Gallia County – Both flathead and channel catfish will be
hitting on chicken liver, worms, or cut baits fished on the bottom.
Fish for hybrid stripers using cut bait fished on the bottom at and
below K.H. Butler.

Lawrence and Washington counties – Flathead and channel catfish
have been reported at a good catch rate. Anglers are catching
channel catfish on cut bait and nightcrawlers fished tight-line on
the bottom. Flathead catfish are being caught on live shad, large
suckers, and goldfish. Catfish success is best through the night
and in the early morning hours before daybreak. Bass fishing has
been challenging, due to the large amounts of forage fish
available.
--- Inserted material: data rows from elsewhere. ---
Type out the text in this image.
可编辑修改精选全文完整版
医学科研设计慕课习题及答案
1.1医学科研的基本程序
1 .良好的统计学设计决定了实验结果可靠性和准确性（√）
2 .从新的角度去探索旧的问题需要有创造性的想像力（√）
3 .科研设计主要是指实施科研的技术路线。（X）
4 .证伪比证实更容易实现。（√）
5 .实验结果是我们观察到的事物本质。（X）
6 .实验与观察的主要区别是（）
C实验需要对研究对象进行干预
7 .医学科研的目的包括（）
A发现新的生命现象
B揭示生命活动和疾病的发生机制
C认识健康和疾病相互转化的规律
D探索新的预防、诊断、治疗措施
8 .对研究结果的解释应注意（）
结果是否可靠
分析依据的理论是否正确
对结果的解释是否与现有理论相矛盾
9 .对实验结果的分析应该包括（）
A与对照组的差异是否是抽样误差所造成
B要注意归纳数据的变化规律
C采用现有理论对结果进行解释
A few largemouth, smallmouth, and spotted bass are being
caught; reported bass catches ranged from four to 15 inches. Stay
along the shoreline, along old concrete lock walls, concrete
blocked banks, and various pier structures. Top rated bass lures
included plastic worms/tubes that are black, pumpkinseed, and
watermelon colored, white and chartreuse spinner baits that are 1/8
to 1/4 ounce, Deep Baby Ms and Deep Tiny Ms.